Peaceful protesters marched Wednesday to Penn Station and City Hall for justice and to take the steps needed to help rebuild the community.
People gathered in West Baltimore and Downtown to continue to help clean up the debris that followed the riot that took place on Monday, April 27, between police and teens.
“Today we are taking the next step in the process to rebuild and to help our residents and communities begin the journey towards healing,” said Mayor Stephanie Rawlings-Blake.
When Rawlings-Blake met with the Gray family she gave her deepest sympathy about the death of Freddie Gray. She also said that she was honored and blessed to be able to stand with the family to call for justice and peace within the community.

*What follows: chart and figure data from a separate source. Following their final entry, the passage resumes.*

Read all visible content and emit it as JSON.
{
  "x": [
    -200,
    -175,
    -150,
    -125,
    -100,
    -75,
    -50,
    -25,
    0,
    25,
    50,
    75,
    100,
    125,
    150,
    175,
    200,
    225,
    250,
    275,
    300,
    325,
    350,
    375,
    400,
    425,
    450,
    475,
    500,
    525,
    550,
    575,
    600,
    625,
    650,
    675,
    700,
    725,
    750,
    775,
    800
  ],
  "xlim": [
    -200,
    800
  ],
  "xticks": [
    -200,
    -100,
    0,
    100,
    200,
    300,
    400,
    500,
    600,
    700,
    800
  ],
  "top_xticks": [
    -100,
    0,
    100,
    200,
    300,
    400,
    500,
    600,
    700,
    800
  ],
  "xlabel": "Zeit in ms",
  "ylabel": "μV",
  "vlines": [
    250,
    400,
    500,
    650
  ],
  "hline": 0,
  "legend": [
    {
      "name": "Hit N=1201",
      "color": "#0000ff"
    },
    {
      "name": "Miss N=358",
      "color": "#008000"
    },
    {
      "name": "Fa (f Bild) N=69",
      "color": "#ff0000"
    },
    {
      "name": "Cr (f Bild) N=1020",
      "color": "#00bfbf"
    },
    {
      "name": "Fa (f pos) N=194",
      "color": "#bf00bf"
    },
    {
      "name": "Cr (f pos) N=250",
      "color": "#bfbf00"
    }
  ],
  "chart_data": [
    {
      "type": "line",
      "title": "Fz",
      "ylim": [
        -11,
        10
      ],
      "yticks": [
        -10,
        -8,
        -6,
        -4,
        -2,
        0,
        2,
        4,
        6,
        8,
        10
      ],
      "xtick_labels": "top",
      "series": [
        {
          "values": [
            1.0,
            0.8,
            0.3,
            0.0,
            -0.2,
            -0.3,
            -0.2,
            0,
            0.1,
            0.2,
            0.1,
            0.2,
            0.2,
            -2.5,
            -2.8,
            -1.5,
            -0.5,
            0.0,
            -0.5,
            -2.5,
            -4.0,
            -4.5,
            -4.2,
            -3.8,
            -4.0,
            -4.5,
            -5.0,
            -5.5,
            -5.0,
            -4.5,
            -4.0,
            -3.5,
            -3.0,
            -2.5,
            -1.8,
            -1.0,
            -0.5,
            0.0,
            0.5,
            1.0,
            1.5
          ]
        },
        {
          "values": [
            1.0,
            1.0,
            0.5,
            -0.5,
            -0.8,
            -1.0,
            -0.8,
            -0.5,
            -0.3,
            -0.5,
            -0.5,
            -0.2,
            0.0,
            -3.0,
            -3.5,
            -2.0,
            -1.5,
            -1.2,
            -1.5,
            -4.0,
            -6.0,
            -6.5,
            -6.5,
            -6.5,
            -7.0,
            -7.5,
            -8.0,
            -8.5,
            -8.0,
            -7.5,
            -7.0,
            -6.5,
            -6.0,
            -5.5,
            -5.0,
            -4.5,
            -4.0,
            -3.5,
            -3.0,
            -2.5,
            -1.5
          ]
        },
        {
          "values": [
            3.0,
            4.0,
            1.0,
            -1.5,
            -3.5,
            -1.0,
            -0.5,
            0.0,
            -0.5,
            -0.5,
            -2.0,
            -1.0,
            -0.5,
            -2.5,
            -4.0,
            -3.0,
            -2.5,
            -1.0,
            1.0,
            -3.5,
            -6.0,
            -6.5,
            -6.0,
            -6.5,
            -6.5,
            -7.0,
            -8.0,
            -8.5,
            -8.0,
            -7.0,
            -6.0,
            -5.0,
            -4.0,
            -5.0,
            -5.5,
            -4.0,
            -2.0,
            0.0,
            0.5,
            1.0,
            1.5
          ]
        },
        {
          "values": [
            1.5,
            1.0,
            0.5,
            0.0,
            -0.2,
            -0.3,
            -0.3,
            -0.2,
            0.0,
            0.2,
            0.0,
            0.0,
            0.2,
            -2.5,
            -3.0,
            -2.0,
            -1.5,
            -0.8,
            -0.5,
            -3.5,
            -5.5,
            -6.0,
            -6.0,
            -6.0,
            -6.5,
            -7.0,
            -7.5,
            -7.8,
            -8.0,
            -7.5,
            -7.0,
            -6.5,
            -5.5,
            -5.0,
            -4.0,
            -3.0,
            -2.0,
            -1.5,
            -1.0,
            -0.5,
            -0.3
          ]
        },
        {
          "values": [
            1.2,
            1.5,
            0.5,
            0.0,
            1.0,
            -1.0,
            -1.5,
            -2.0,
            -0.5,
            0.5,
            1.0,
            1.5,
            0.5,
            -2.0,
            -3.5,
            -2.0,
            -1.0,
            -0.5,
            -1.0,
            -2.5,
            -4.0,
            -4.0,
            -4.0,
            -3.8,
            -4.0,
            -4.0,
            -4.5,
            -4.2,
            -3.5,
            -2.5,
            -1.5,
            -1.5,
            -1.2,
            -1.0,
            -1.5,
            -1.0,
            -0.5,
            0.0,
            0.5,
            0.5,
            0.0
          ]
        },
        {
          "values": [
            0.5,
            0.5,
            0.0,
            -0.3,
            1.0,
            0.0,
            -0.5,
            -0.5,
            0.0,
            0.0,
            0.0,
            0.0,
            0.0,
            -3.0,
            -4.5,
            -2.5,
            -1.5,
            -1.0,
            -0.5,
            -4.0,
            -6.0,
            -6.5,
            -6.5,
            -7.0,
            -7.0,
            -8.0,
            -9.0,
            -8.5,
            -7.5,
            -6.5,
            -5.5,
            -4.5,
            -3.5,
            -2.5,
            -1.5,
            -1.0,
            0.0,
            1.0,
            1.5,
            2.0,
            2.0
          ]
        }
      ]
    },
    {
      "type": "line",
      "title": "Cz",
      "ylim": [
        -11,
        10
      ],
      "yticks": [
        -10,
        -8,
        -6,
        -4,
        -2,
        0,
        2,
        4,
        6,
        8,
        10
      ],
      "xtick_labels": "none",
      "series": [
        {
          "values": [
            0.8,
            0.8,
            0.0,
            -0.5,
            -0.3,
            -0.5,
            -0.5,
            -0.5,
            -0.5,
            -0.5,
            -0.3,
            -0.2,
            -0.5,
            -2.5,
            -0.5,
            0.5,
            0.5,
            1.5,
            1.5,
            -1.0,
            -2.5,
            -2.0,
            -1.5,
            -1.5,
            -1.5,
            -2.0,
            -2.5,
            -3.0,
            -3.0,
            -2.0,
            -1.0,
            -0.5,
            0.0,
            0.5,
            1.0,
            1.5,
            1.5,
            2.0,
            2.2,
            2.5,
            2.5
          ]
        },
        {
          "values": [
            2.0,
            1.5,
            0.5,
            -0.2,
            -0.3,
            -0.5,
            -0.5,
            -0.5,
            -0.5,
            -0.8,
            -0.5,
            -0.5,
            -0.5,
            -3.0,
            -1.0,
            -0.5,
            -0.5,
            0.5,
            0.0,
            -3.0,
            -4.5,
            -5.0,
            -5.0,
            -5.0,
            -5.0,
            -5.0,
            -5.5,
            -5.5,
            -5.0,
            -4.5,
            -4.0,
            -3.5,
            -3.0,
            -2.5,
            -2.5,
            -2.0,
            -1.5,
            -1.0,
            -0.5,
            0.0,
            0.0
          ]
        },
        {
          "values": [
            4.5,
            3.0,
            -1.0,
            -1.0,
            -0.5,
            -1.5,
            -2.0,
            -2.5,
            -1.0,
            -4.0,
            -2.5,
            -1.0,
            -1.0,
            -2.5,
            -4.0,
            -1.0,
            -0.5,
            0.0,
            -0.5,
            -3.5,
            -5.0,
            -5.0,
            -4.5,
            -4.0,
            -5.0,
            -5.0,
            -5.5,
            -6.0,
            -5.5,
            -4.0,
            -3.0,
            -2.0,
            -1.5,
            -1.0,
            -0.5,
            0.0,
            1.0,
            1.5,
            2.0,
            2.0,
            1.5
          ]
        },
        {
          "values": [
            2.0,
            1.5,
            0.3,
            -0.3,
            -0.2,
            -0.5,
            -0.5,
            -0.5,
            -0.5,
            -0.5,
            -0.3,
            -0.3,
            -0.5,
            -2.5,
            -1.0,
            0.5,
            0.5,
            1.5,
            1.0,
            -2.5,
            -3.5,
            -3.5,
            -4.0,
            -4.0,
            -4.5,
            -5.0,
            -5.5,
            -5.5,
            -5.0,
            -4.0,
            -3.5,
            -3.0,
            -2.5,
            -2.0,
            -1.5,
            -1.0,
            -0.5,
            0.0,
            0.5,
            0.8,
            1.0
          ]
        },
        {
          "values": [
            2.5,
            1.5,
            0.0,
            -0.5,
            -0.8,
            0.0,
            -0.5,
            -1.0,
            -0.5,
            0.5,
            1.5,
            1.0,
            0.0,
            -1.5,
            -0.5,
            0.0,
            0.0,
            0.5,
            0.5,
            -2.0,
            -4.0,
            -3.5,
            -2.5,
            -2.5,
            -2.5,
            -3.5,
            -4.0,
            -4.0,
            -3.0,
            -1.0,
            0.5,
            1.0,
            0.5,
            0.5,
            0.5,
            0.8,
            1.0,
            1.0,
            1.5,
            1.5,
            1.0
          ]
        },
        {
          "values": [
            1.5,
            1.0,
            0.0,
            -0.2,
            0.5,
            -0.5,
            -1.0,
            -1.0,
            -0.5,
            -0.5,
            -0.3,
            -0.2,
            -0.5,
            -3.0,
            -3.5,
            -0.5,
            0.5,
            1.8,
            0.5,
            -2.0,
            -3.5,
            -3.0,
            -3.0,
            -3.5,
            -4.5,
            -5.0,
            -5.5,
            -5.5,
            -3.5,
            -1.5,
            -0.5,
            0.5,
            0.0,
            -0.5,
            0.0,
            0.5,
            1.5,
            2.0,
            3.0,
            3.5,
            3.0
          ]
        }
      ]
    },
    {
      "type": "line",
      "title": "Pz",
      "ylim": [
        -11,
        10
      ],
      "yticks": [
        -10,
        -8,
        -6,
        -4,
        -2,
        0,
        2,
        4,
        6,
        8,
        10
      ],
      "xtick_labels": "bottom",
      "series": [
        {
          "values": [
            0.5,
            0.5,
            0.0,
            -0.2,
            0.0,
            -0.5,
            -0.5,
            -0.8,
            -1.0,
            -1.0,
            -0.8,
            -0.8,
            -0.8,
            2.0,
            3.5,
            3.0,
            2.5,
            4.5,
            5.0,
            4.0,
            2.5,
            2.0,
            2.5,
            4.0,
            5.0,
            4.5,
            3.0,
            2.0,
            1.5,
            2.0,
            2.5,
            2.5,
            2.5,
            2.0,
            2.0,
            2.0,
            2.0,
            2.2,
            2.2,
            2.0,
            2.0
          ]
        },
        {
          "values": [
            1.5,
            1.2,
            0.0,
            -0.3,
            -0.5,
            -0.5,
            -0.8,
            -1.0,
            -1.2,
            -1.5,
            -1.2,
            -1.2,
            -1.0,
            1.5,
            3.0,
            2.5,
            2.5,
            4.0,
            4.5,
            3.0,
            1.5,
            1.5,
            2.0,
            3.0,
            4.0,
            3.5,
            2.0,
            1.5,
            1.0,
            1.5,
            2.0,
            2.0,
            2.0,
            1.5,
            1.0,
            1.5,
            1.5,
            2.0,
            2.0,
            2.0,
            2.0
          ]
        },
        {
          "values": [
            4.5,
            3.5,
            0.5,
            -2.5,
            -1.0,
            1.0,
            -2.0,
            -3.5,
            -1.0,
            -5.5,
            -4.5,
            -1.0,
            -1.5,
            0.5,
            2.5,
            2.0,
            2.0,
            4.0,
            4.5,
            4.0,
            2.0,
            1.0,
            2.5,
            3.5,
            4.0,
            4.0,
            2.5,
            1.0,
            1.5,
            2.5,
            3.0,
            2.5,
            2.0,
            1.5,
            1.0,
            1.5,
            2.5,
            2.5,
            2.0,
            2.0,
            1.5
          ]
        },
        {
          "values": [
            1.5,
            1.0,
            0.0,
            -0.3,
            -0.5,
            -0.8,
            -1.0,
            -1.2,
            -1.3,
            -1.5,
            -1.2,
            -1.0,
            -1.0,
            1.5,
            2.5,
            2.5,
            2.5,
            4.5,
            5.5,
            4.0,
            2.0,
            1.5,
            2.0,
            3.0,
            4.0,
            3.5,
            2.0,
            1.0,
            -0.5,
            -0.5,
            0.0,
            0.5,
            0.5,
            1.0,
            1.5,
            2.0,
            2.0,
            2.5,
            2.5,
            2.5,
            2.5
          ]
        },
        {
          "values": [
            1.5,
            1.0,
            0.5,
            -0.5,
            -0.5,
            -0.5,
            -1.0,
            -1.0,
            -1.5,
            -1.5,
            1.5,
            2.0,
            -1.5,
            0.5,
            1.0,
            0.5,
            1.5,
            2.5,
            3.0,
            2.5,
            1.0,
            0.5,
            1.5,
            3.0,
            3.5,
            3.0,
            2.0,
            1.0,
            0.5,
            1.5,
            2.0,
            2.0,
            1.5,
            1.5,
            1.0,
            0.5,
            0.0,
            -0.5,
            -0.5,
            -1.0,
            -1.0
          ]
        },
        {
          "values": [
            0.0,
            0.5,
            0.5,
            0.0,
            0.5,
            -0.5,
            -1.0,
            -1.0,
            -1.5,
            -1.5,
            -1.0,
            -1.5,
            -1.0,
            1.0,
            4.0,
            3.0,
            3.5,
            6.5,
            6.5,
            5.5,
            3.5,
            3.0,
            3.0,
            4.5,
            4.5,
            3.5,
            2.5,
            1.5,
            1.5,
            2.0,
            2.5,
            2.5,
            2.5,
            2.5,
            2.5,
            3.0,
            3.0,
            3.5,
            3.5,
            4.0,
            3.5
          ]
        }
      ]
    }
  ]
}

Rev. Delman Coates of Mt. Ennon Baptist Church and Rev. Donte Hicks organized a prayer vigil and rally today at noon for the city of Baltimore, the state of Maryland and for the family of Freddie Gray.
Thousands of people marched to the State’s Attorney’s Office encouraging State’s Attorney Marilyn J. Mosby and local authorities to continue investigating the death of Freddie Gray and to draw the public attention to the 17 police accountability bills that the state legislature failed to pass during the recent legislative session.
“We must refocus on Freddie,” said Coates.
“All findings and information will be turned over to the State’s Attorney Office,” said Capt. Eric Kolwalczyk.
Baltimore plans to make a re-approach to how officials are being trained to bring peace to the residents of the community, the state and also to maintain the protection and security of the citizens in America.
“It’s time to change our approach…this is a common sense step we should take,” Hillary Clinton said after her speech today on race and justice in America. “We have allowed our criminal justice system to get out of balance.”